そして社長自身がこの状況をどうやって社員と一丸になって打開していくのか、会社の未来を示したほうがいいですよ」とお伝えしました。

加えて

「社長、人員削減は最後です。経営者が人員削減をやろうとすると、優秀な社員が最初に会社を辞めますと言ってきますよ。気をつけてくださいね」と付け加えました。

その2か月後、

社長から

「ウチの優秀な社員二人が、突然、今月いっぱいで辞めさせてほしいと言ってきたけど、どうしたらいいか相談に乗ってほしい」と再度電話がありました。

私が社長のお話の状況を詳細にお聞きすると、二人の優秀な社員は、既に次の就職先が決まっており、辞める決意は固かったようです。

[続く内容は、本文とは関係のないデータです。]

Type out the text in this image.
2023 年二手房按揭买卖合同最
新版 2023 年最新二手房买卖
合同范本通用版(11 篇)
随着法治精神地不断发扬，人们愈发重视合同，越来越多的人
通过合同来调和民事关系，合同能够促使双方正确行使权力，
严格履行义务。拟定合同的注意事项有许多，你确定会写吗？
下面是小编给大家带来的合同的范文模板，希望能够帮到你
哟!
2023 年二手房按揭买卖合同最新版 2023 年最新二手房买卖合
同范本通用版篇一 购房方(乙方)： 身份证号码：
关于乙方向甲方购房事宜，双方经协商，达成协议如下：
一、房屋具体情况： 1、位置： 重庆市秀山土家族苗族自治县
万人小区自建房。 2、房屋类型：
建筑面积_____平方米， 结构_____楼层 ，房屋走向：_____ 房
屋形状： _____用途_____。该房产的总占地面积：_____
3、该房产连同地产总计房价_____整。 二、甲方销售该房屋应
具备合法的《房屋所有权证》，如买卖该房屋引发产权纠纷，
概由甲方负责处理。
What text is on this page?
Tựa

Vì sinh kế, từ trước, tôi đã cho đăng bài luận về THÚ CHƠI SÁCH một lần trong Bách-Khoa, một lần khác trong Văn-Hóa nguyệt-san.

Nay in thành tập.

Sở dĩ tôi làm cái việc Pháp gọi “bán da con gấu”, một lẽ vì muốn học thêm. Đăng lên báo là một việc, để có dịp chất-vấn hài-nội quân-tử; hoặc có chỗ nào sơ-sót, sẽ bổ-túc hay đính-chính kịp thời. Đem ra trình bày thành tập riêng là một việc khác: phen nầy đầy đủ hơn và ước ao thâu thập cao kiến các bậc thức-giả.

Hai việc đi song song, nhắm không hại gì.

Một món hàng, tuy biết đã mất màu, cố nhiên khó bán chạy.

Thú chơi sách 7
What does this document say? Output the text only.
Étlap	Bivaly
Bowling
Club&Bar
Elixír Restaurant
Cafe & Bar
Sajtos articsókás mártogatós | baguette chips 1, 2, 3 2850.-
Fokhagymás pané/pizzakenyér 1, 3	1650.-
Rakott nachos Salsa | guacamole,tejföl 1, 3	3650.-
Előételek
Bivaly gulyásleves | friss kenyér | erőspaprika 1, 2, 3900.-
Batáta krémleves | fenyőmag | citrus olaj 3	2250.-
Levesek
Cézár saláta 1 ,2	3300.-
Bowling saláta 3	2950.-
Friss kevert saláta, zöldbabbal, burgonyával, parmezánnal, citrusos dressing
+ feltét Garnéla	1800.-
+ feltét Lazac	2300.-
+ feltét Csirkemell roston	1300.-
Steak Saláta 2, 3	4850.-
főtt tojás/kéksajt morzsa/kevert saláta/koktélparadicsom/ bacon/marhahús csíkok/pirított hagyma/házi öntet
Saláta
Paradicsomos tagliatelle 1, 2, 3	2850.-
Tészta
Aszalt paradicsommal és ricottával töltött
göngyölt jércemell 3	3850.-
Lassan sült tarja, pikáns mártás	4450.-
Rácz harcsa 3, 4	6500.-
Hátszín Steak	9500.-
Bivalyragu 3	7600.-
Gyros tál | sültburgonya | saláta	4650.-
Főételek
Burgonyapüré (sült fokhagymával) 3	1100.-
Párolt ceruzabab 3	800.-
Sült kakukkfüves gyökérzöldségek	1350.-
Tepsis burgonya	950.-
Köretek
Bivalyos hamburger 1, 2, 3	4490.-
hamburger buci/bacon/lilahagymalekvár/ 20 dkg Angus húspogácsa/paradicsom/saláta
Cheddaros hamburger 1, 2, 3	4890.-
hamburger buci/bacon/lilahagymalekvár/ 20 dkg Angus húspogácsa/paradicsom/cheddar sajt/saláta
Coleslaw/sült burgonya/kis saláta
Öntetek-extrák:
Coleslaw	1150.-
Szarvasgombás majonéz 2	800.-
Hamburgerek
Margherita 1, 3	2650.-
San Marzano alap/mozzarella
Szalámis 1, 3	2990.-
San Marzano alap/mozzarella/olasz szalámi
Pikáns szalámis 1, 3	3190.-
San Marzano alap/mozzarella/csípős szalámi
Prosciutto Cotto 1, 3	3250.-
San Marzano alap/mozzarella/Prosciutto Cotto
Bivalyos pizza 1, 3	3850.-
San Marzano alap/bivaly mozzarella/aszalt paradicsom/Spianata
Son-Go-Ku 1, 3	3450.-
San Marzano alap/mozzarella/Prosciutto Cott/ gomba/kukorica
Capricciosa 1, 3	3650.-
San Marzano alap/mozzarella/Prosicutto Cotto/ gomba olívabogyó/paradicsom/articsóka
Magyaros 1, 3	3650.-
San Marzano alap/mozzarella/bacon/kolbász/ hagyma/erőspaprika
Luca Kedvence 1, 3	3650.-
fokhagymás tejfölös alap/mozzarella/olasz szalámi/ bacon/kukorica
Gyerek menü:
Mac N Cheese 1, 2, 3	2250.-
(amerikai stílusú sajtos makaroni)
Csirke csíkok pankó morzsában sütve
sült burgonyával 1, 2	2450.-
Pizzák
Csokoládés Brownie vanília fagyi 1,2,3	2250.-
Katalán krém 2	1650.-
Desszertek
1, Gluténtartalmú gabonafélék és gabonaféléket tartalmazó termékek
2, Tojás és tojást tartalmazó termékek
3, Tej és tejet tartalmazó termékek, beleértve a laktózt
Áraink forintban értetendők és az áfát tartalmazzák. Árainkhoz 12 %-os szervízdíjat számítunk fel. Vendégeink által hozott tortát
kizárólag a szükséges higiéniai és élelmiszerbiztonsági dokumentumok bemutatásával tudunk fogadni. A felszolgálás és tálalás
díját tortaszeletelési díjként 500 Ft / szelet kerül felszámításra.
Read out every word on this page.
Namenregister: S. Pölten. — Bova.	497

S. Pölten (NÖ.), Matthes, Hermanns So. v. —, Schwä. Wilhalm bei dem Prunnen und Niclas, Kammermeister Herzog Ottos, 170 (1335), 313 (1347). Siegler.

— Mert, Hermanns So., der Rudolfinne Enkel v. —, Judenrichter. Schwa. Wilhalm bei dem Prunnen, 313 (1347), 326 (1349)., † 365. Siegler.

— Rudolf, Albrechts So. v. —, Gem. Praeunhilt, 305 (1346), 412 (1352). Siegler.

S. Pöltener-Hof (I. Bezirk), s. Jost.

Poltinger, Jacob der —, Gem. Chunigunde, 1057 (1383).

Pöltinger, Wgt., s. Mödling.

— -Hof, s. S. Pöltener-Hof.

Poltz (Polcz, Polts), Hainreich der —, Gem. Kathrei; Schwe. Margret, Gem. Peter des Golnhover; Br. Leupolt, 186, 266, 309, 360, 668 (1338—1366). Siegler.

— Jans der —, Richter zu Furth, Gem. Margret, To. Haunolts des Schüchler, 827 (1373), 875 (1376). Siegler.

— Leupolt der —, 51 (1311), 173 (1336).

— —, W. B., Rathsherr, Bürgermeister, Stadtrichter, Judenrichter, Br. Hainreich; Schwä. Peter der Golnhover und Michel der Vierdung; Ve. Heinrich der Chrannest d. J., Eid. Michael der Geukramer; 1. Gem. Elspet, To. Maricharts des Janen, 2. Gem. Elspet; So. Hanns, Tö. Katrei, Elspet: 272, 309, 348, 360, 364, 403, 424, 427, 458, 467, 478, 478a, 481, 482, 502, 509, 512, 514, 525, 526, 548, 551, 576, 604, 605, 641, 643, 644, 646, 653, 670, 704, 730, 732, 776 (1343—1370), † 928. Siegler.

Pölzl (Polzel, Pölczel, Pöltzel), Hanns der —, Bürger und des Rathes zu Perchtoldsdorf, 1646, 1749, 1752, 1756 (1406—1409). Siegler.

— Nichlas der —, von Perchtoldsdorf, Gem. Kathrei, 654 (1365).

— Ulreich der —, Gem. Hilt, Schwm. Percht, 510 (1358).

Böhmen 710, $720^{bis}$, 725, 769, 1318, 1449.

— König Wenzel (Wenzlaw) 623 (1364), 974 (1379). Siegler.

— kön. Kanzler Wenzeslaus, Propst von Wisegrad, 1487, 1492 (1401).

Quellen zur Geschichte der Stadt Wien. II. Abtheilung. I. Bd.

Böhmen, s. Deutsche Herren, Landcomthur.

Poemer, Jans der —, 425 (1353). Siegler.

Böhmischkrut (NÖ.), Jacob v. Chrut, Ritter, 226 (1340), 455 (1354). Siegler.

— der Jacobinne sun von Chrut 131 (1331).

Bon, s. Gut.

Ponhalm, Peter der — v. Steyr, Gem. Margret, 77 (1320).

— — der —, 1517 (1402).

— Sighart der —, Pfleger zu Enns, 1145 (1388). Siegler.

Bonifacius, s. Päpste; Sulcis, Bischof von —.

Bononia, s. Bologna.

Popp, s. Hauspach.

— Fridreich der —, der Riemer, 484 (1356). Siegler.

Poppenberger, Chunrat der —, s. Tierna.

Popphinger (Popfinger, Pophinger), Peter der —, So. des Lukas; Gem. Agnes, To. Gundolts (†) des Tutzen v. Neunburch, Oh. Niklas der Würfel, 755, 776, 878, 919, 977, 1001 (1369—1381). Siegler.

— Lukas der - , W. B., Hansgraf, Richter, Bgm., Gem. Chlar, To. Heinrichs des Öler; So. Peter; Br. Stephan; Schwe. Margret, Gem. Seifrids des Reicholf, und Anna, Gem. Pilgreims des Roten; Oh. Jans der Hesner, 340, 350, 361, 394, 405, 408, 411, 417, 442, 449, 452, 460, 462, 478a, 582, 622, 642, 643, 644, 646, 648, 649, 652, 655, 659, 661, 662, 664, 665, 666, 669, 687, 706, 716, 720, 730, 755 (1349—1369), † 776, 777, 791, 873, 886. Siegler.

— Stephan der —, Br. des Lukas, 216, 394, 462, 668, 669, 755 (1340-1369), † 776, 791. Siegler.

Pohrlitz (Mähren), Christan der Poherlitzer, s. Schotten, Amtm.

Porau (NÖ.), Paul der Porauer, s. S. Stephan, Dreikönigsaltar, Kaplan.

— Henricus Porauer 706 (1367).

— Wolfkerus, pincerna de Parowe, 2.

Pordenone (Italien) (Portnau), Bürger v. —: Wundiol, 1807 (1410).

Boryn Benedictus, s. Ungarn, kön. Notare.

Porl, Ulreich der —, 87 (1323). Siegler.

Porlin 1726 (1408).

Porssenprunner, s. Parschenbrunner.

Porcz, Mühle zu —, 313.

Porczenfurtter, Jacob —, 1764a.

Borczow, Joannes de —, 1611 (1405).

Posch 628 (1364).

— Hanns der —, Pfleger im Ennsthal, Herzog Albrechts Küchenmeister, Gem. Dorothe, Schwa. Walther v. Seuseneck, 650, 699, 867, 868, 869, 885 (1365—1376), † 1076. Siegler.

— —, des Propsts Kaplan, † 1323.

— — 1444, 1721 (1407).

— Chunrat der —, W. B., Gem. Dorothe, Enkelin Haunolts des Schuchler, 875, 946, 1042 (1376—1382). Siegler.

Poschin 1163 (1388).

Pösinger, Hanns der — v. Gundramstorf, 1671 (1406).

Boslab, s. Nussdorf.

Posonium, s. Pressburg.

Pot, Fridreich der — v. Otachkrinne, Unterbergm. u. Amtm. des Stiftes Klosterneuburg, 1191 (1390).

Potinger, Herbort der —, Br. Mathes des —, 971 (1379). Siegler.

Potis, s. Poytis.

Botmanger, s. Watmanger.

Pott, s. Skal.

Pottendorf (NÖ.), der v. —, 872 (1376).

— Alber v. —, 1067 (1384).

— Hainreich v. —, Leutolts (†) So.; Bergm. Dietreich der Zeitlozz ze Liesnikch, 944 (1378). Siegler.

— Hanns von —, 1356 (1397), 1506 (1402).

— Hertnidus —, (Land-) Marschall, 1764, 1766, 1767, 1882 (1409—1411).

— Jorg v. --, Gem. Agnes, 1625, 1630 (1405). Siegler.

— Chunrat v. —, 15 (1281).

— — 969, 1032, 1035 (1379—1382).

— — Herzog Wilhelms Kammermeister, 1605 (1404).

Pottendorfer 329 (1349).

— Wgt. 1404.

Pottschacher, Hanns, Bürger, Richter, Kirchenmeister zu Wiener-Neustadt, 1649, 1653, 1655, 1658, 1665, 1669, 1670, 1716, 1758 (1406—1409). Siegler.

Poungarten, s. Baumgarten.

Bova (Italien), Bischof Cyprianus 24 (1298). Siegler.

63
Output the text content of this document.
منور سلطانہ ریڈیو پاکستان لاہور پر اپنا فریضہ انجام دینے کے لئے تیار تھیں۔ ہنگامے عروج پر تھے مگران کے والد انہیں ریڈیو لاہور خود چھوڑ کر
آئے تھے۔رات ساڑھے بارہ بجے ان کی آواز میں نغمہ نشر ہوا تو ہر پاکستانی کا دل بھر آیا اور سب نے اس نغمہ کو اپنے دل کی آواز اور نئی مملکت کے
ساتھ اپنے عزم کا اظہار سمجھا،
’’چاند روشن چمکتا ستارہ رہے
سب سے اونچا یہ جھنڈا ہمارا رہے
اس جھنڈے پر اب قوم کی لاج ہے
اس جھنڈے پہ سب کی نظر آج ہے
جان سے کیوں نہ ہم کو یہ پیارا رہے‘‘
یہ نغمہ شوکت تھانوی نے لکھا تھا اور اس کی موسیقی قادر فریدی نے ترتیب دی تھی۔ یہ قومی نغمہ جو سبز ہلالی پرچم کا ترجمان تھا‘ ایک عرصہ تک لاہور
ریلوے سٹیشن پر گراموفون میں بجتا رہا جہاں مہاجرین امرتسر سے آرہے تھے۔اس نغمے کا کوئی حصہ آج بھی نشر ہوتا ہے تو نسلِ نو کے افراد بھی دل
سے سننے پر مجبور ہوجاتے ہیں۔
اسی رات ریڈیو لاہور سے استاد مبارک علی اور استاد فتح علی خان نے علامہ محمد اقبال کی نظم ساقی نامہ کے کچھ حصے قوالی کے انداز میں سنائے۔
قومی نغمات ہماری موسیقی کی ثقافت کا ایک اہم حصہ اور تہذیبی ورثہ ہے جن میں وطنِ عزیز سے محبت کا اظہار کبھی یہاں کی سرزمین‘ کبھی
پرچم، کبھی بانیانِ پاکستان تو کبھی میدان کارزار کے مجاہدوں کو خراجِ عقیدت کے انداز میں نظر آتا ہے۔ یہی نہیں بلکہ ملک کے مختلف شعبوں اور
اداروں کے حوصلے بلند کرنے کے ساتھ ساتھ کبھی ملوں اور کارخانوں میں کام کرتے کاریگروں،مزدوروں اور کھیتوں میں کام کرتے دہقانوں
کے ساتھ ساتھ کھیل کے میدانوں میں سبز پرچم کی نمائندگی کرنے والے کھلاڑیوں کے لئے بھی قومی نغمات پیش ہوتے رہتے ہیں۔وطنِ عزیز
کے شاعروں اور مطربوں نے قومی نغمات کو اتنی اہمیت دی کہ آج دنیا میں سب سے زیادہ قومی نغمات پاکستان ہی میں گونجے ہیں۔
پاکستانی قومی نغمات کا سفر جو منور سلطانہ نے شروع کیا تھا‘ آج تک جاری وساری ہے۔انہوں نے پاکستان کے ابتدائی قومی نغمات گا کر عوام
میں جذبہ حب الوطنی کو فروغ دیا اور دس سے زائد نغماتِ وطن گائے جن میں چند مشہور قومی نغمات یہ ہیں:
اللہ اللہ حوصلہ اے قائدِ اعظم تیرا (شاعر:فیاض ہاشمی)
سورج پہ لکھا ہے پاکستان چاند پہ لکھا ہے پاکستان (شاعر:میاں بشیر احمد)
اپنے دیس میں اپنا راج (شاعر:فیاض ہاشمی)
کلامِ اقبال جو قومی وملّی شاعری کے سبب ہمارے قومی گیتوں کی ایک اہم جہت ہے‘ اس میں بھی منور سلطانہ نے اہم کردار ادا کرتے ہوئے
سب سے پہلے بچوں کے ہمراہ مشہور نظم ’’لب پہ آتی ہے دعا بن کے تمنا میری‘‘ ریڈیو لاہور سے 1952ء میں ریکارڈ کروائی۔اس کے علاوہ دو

私は、こういう事態を多く見てきましたが、たいがい経営者が辞めさせたいと思う社員は辞めさせることができず、

辞めてほしくない社員が最初に辞める事態になってしまいます。

優秀な社員ほど自分で稼げる力を自覚しているので他社へ転職してしまい、

逆にそうでない社員は今の会社にしがみつく傾向が多いのです。

会社の経営が危機に直面すればするほど、社員は社長が何をするのか?何を言うのか?

を見ています。

その時に社長は、どれだけ社員を巻き込みながら会社を運営できるかが問われているのです。

しかし、家族経営の中小企業では、すぐに社員を辞めさせたり、給与削減を実施し、社長や息子は新車へ乗り換えるなんてことが結構多いですよね。

こんな経営者の姿勢は言語道断です。

私も会社経営をしていた時、受注が減り、社員の仕事を確保するだけで精一杯の時が何度もありました。

今考えてみれば、当時の社員も私の言動をしっかり見ていたのだろうと思います。

今私が冷静な目で経営者と社員との関係性を見えるのも、コンサルタントという立場で、

多くの会社を見てきたからわかるだけで、その当時は今のような考えはありませんでした。

私は、今、中小企業経営者に求められることは、普段の社員とのコミュニケーションを増やすこと、

そしていかに今いる優秀な社員を辞めさせないようにするか、他の社員一人ひとりの能力をアップさせていくかを考えなければなりません。

それと同時に新規採用も実施していく必要があると思います。